Secure America's Skies: The Need for Guaranteed TSA & ATC Funding

Protect Aviation Workers

Demand that Congress pass permanent safeguards ensuring safety personnel are paid during government disruptions.

The People Who Keep U.S. Aviation Safe Can't Afford to Work for Free.

Transportation Security Officers (TSOs) screen nearly a billion passengers a year. Air traffic controllers (ATCs) manage more than 40,000 flights per day in the U.S.

Yet, both workforces are forced to work without pay and used as bargaining chips whenever political battles prevent government operations from being funded on time—a dynamic that has become more and more common in recent years.

What Do Funding Lapses Really Cost?

Fall 2025: 43-Day Government Shutdown

$6.1B
Economic harm from lost travel
6M+
Travelers impacted
10%
Reduction in flight capacity, across 40 airports
10K+
Flights delayed/cancelled
88K
Fewer trips per day

Spring 2026: 76-day DHS shutdown

1100+
TSA officers left
4-6 MONTHS
to train/onboard new officers
3+ HOUR
Wait times in Houston and New Orleans

Real People, Critical Jobs, No Room for Missed Paychecks

TSOs are essential to the safety, security, and reliability of our nation’s travel system. Day after day, they protect millions of travelers and support the flow of commerce that powers the U.S. economy.

At an average annual salary of $40,000, when the government shuts down and these officers must work without getting paid, they are forced to get a second job or rely on community donations to cover basic needs—or they leave the security checkpoint entirely.

When TSA Isn’t Paid, Everyone Pays

1

Industry-wide damage

Airlines, hotels, restaurants, car rentals, tourism operators—all downstream from airport operations, and all feel the pain when air travel is disrupted.
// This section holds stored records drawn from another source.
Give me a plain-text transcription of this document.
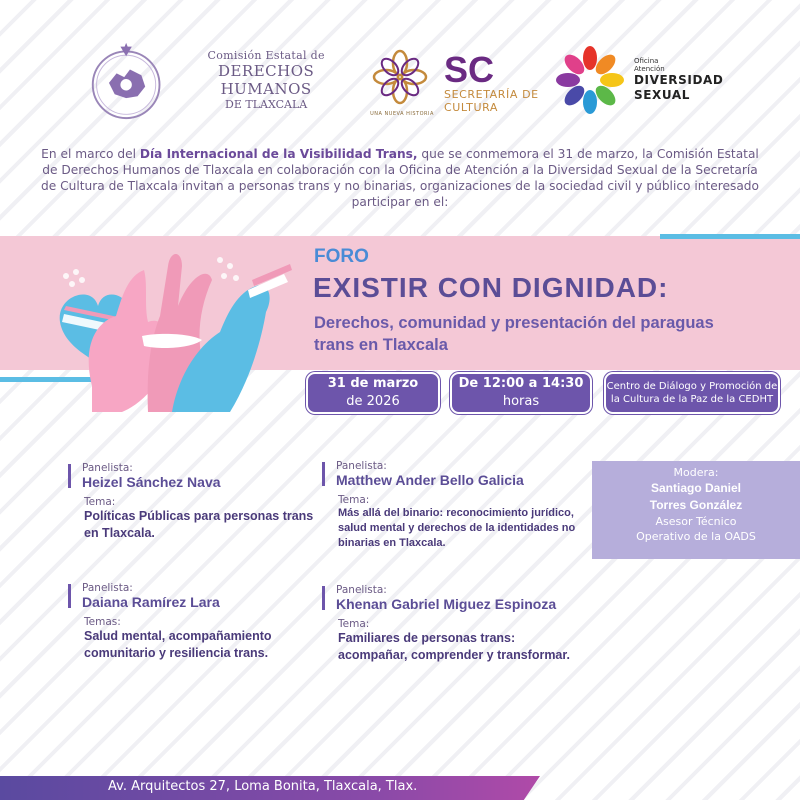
Comisión Estatal de
DERECHOS HUMANOS
DE TLAXCALA
UNA NUEVA HISTORIA
SC
SECRETARÍA DE
CULTURA
Oficina
Atención
DIVERSIDAD
SEXUAL

En el marco del Día Internacional de la Visibilidad Trans, que se conmemora el 31 de marzo, la Comisión Estatal de Derechos Humanos de Tlaxcala en colaboración con la Oficina de Atención a la Diversidad Sexual de la Secretaría de Cultura de Tlaxcala invitan a personas trans y no binarias, organizaciones de la sociedad civil y público interesado participar en el:

FORO
EXISTIR CON DIGNIDAD:
Derechos, comunidad y presentación del paraguas trans en Tlaxcala
31 de marzo
de 2026
De 12:00 a 14:30
horas
Centro de Diálogo y Promoción de la Cultura de la Paz de la CEDHT
Panelista:
Heizel Sánchez Nava
Tema:
Políticas Públicas para personas trans en Tlaxcala.
Panelista:
Matthew Ander Bello Galicia
Tema:
Más allá del binario: reconocimiento jurídico, salud mental y derechos de la identidades no binarias en Tlaxcala.
Panelista:
Daiana Ramírez Lara
Temas:
Salud mental, acompañamiento comunitario y resiliencia trans.
Panelista:
Khenan Gabriel Miguez Espinoza
Tema:
Familiares de personas trans: acompañar, comprender y transformar.
Modera:
Santiago Daniel
Torres González
Asesor Técnico
Operativo de la OADS
Av. Arquitectos 27, Loma Bonita, Tlaxcala, Tlax.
The travel industry supports 15 million American jobs.

2

Workforce attrition spiral

Funding lapses drive officer departures → reduced staffing → longer lines → further economic harm. Each lapse compounds the next.

Congress Has the Keys to a Permanent Solution

TSA and ATC funding falls under discretionary appropriations, which is subject to lapse when full-year budgets aren't passed. At the same time, TSOs and ATCs are classified as essential workers and cannot walk off the job, making them uniquely vulnerable to being used as leverage in funding disputes. As we’ve seen, this has happened repeatedly: the 2018/2019 shutdown, the Fall 2025 shutdown and the February-April 2026 DHS shutdown represent a pattern, not an anomaly.


Keep America Flying Act

S. 3031 / H.R. 5851

Guarantees TSA officers and air traffic controllers receive pay during any future government funding lapse, regardless of shutdown status.

Aviation Funding Stability Act

S. 1045

Ensures air traffic controllers continue to be compensated during funding disruptions, protecting the operational backbone of U.S. aviation.

Aviation Funding Solvency Act

H.R. 6086

Companion House legislation ensuring continuity of pay for essential federal aviation workers when annual appropriations lapse

Travel is America’s Economic Engine. It Runs Through the Airport

The U.S. travel industry represents $1.3 trillion and 15 million jobs. None of it functions if the front door – airport security – is understaffed or demoralized.

From major airlines to small-town tourism bureaus, hundreds of businesses and organizations across all 50 states are counting on Congress to resolve this issue permanently – before the next shutdown grinds America’s airports to a halt.